Pastoralism: Since then and to place Cardew’s rurally enthused early artistic output in context, we have held major shows of Pastoral art of the same period. These events celebrating the etchings of followers of Samuel Palmer ranged from a Pastoral exhibition (2017) of the early output of Graham Sutherland and Paul Drury to a major exhibition encompassing the art and rural life interests of Robin and Heather Tanner (2018). The connections of such art with our foundation collection of ceramics range from the primarily geographic to the directly personal, with all broadly imbued with a love of the English Countryside and its lifestyle – notably the Cotswolds – and of its traditional built environment.

Plans for 2019: The Collection will in Summer 2019 host a Foundation Show across various creative media, Cardew’s Craft Circle. This will reflect Michael’s aesthetic world of the inter-war years and focus particularly on the output of his closest friends and core influencers. The group displays will encompass selected examples of creativity in print art, ceramics, textiles and graphic design.  It will also reflect the transition in art of the period from the broadly representational to the abstract, a theme also reflected in the decoration and aesthetics of Winchcombe slipwares that ran in tandem.

External curators: We already benefit from the advice and help of retired professionals from the public museums sector, both in the curation of individual shows and in planning and sourcing our future exhibitions. We are also open to approaches from like minded external curators working in similar media for us to host shows here in the medium term (2020-).

Future donations: We would be particularly keen to attract future donations and legacies of Cotswolds School and related display and domestic furnishings to complement existing Collection assets. It is the direct experience of our existing collaborators, that objects entrusted to public museums are all too frequently consigned to reserve collections, only rarely to be displayed and thus enjoyed by the general visiting public. We have the principle of accessibility as a core founding ethos, and hope that this is a principal shared by other private individuals who might chose to contribute loved objects from their collections on temporary loan or as permanent donations or legacies in the future.

Charitable trust: We are now in the process (December 2018) of establishing a permanent charitable trust to be the recipient and guardian of loved objects from private collections, undertaking their periodic display when they harmonise with the context of individual exhibitions, and ensuring their accessibility where possible, subject to necessary issues of care and conservation to ensure their enjoyment by future generations.

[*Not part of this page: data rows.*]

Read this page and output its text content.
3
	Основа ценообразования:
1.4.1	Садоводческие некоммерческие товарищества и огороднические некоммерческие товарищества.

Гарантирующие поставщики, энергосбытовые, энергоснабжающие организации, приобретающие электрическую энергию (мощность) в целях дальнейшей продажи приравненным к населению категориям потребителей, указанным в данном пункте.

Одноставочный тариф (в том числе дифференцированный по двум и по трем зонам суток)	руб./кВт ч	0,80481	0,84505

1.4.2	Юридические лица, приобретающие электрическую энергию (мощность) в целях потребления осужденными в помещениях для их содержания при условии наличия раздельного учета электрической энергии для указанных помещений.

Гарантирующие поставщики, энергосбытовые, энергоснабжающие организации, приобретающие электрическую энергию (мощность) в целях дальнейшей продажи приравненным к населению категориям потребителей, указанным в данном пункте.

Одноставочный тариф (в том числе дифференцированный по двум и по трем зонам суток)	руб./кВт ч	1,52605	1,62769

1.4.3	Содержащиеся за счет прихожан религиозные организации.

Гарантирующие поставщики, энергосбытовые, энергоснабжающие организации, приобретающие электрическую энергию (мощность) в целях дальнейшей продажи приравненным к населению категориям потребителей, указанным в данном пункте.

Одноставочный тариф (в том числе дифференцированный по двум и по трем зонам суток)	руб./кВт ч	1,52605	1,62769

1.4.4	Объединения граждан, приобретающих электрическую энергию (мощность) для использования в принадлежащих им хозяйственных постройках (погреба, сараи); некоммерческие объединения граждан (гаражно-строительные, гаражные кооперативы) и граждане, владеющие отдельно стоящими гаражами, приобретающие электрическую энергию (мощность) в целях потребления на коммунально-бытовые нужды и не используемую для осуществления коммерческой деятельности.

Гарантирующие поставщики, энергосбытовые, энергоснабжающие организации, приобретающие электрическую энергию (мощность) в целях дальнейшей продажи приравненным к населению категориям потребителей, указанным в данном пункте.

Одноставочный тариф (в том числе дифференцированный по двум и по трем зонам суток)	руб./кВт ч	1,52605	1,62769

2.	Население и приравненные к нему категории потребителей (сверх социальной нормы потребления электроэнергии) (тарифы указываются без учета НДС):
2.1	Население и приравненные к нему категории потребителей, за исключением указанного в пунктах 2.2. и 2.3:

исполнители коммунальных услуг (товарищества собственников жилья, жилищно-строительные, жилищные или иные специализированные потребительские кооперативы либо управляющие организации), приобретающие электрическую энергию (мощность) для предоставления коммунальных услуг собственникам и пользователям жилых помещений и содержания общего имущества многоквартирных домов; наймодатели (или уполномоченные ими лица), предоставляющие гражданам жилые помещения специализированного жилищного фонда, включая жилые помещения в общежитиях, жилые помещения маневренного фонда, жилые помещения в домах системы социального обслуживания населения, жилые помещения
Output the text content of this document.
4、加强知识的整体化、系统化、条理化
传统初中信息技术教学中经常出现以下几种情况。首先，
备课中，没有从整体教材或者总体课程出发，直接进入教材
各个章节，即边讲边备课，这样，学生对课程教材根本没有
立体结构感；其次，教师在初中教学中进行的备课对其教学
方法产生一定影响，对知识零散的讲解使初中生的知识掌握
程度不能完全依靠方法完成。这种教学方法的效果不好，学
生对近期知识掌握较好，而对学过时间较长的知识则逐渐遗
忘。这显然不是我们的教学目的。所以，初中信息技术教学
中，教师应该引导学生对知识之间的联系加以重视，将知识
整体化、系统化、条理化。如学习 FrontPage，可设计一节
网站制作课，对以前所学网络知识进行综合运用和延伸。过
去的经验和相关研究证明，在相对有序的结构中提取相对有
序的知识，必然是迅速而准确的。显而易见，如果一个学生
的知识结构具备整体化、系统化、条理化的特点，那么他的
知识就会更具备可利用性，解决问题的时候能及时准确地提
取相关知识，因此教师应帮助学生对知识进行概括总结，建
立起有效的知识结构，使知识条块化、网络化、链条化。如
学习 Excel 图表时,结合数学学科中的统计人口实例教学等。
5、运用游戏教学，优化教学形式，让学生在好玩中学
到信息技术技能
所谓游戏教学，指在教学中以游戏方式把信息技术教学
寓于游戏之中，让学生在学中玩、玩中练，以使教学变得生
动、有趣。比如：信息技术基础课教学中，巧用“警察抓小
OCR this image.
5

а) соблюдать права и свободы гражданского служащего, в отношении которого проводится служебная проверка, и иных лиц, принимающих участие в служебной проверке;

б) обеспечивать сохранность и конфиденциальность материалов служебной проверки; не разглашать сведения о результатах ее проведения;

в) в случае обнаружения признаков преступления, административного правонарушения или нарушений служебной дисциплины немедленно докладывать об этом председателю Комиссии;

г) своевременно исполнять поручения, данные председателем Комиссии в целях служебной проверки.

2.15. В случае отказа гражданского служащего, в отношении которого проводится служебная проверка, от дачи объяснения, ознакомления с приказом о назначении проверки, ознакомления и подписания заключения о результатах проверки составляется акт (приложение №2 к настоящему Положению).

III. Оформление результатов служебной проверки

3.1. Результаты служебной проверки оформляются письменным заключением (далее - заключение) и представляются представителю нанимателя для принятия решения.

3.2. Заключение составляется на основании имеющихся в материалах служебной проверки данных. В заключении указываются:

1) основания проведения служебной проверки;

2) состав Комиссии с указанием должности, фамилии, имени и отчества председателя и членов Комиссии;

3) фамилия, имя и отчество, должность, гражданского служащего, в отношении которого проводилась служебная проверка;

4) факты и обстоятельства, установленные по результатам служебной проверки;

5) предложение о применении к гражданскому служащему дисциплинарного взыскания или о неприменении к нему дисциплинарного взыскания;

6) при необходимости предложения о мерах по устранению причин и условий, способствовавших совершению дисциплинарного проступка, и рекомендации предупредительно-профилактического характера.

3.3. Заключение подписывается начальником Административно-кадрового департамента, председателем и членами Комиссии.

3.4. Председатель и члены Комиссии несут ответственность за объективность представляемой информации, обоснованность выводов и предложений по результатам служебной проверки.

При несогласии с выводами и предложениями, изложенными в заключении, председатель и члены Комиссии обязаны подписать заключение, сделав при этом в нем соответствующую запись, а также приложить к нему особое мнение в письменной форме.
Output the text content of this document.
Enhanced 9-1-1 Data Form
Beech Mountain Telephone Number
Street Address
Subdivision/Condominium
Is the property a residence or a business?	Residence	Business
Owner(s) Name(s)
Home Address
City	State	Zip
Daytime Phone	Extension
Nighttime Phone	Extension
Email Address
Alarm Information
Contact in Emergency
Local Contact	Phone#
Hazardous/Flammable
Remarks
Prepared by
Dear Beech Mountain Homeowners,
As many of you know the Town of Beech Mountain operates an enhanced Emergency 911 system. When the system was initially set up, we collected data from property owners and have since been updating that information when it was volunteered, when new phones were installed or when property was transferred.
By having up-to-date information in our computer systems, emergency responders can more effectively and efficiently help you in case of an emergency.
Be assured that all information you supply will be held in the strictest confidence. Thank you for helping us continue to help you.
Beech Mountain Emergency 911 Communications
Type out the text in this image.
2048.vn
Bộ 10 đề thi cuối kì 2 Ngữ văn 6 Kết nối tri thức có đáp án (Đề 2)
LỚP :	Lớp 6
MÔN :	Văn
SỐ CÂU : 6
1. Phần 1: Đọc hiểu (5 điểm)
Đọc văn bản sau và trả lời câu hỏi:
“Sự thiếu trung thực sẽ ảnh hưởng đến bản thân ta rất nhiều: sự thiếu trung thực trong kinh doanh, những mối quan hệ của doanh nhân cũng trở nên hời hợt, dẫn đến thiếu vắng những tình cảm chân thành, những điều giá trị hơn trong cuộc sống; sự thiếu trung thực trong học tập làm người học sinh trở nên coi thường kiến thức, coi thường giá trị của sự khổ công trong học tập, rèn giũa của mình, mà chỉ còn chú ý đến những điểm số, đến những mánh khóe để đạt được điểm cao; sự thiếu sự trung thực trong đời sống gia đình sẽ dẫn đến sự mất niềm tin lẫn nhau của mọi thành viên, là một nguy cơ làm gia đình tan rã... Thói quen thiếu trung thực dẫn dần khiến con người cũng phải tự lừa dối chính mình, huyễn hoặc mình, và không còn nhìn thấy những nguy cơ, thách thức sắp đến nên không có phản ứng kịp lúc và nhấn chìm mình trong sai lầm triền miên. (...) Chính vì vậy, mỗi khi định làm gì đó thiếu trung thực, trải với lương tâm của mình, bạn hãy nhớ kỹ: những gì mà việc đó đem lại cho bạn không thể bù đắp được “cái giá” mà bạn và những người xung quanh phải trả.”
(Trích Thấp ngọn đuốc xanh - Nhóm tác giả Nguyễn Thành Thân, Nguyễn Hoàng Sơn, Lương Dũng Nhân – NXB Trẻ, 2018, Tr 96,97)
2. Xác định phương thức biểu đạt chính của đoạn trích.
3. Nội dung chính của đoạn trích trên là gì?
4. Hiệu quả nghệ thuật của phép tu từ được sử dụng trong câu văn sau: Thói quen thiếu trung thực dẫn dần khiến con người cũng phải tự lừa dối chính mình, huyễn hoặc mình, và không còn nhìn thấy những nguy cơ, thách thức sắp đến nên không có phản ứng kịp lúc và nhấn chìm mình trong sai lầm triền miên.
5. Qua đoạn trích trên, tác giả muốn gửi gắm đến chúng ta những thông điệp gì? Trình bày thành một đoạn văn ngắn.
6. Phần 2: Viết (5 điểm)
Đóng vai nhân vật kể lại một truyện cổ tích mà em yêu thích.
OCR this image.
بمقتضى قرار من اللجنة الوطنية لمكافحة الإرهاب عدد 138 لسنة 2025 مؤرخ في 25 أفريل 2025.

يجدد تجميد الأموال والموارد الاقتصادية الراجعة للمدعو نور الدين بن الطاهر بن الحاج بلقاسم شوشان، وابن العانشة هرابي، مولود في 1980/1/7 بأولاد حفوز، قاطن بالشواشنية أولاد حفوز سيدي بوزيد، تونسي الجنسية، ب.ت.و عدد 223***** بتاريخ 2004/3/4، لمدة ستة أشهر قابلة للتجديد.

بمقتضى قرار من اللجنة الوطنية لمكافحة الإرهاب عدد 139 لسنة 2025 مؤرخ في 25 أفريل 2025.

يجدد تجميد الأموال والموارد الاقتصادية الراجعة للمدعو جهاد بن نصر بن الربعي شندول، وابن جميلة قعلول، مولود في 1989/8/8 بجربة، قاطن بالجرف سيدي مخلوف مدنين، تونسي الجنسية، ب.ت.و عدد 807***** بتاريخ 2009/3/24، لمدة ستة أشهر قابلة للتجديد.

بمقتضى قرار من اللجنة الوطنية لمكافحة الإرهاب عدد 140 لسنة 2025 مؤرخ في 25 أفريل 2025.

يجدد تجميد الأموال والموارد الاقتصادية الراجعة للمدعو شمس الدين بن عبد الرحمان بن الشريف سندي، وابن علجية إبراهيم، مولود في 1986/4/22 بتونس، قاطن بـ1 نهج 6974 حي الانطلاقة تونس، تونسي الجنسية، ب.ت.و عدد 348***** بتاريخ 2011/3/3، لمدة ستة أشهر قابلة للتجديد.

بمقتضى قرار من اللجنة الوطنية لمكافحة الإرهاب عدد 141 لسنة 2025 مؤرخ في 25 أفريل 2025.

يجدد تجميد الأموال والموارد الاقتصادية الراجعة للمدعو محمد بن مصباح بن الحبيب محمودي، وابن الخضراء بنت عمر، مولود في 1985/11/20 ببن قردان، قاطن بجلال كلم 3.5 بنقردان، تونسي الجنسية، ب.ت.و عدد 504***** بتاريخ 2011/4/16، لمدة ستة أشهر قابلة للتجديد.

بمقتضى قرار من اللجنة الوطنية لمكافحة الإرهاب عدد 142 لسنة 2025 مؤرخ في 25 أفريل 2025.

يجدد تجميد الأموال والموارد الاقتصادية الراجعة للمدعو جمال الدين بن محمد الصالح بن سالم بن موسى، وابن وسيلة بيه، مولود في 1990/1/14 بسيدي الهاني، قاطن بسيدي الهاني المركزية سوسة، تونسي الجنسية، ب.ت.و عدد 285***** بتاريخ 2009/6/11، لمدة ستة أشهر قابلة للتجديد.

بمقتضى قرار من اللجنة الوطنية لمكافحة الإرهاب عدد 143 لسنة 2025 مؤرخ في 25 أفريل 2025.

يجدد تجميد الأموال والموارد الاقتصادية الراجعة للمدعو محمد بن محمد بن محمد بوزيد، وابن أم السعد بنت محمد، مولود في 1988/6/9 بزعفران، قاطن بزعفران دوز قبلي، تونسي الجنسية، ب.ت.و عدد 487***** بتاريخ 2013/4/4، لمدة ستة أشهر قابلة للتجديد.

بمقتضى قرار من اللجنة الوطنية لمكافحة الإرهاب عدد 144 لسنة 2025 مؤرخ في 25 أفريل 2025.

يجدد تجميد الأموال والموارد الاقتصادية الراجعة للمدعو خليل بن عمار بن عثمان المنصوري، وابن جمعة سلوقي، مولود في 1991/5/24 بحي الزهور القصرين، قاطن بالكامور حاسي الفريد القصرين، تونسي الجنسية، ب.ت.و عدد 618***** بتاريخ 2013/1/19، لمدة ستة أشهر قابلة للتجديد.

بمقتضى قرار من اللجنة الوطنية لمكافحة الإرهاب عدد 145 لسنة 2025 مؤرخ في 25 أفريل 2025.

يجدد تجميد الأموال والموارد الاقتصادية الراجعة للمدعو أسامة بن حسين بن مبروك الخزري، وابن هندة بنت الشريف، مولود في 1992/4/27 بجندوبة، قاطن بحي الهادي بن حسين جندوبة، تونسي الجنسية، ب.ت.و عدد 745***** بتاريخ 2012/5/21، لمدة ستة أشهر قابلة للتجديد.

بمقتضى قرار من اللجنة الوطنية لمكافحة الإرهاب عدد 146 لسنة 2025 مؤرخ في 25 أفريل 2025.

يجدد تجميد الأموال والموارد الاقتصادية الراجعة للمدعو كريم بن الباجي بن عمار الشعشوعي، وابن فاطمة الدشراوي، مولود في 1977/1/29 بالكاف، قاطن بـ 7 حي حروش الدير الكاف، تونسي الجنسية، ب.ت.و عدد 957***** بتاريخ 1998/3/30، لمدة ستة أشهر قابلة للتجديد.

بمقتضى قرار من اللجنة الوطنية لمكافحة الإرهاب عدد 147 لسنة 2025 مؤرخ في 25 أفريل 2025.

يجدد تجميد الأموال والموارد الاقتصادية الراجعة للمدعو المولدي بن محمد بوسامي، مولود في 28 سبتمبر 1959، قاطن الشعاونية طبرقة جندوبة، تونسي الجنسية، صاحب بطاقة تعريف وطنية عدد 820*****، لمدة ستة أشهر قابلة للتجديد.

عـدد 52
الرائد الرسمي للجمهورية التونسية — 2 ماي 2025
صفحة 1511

Related heritage venues: We maintain cordial relations, particularly with Court Barn Museum, Chipping Campden, The Wilson and its Friends organisation, and with the Gordon Russell Design Museum, Broadway. All have, to a greater or lesser extent, kindly proactively assisted the establishment of the Collection here through Friends mailings and website promotion. This reflects common cause in celebrating a unique period of early Modern Movement craft creativity in the Cotswolds, with our initiative designed in part to fill a significant gap in the coverage of the pottery side of things which, in its time, stood shoulder to shoulder with then contemporary art and sculpture.